The Impacts of E-commerce on Freight Distribution

The Impacts of E commerce on Freight Distribution

Although several aspects of e-commerce are perceived as conventional retailing, it can better be understood from a freight distribution perspective since the distribution and delivery aspects are fundamental. Because of its operational characteristics, e-commerce has four fundamental impacts on freight distribution:

  • Distribution Pattern. The growth in home deliveries is one of the most tangible impacts of e-commerce as consumers are switching a growing share of their consumption (particularly discretionary) to purchases made online. Instead of a retail consumption pattern involving consumers going to stores and carrying back home their purchases, with e-commerce, most of these purchases are delivered through parcel services. This is changing the scale of last-mile logistics with the growing role of parcel deliveries and strategies to ensure that these parcels reach their consignees.
  • Real Estate Footprint. The transition towards online purchases is reducing the demand for standard retail activities, implying a downward pressure on the conventional retail footprint. Many large chain retailers have been substantially reducing their footprint in recent years. Paradoxically, since home deliveries are distribution-based activities, the growth of e-commerce involves an increase in the warehousing footprint. This may also change as well real estate (and rent) values of some commercial areas since the location dynamics of distribution centers tend to favor suburban or exurban locations. Stores can also be designed to cater more effectively to the characteristics of e-commerce, acting partially as showrooms, warehouses, and pickup locations (known as omni stores).
  • Logistical Facilities. E-commerce has required the development of entirely new types of distribution facilities, such as e-fulfillment centers that are designed to service large volumes of heterogeneous orders to be shipped in parcels. More than any other type of distribution center, the high throughput requirements of logistical facilities have pressured the need for automation. E-fulfillment centers have developed random storage operations because it matches online orders and the large variety of goods carried. Individual goods are stored randomly on racks, with each location recorded for later retrieval. The main advantages include a reduction in the average retrieval time for an item since its inventory is stored at several locations in the distribution center. Since online orders usually involve single items shipped as single parcels, random storage matches the volume (single) and frequency (somewhat random) of e-commerce orders.
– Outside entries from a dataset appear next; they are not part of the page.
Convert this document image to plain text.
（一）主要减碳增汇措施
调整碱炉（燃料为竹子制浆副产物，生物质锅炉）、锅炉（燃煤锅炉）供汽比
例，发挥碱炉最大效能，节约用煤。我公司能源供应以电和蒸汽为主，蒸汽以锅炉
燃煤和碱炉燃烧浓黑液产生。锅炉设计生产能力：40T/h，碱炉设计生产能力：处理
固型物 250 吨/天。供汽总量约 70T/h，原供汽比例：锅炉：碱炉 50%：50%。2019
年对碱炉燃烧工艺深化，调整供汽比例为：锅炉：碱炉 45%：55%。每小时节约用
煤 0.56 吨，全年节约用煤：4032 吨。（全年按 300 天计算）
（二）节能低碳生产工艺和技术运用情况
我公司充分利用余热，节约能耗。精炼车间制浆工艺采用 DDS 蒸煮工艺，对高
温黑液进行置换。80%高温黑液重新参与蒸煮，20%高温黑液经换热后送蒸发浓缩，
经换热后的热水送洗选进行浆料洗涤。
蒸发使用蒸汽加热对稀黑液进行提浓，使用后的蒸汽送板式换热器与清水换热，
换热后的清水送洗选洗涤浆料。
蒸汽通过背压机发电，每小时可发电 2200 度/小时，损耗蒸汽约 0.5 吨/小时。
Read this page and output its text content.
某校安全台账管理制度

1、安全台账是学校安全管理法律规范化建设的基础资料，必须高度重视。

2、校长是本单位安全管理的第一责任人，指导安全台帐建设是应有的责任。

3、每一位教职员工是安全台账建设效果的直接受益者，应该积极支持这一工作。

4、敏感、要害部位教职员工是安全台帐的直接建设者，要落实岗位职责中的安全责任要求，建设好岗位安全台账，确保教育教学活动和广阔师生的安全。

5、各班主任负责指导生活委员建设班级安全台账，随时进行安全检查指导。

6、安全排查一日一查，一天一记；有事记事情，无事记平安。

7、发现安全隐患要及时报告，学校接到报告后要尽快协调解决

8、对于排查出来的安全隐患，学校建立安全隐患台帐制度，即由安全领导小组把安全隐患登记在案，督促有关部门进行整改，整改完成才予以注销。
This storage strategy reduces the warehousing footprint since inventory is stored in unallocated space, so the storage capacity has a higher utilization level.
  • Vertical Integration. E-commerce is reaching a throughput level giving some of its main actors significant leverage as users of logistical and transportation services. Many are developing capabilities as third party and fourth party logistics service providers, following vertical integration strategies with segments of freight distribution (home deliveries, air freight, maritime shipping). Once they reach a sufficient throughput level, online retailers may take stakes in carrier services, such as parcel deliveries by truck, and even develop their own air freight services. The setting of sortation centers, urban logistics depots and freight stations (pick up points) are also part of a vertical integration strategy. The development of non-vessel operating common carrier services is an additional strategy undertaken by major online retailers relying on containerized shipping (international sourcing) and able to generate substantial container volumes.

Significant changes in contemporary logistics and freight distribution are thus being driven by e-commerce, which can be labeled as distribution-based consumption. If the automation and robotization of several manufacturing activities are considered, then even more significant changes can be expected since the means of production, distribution, and consumption are concomitantly changing.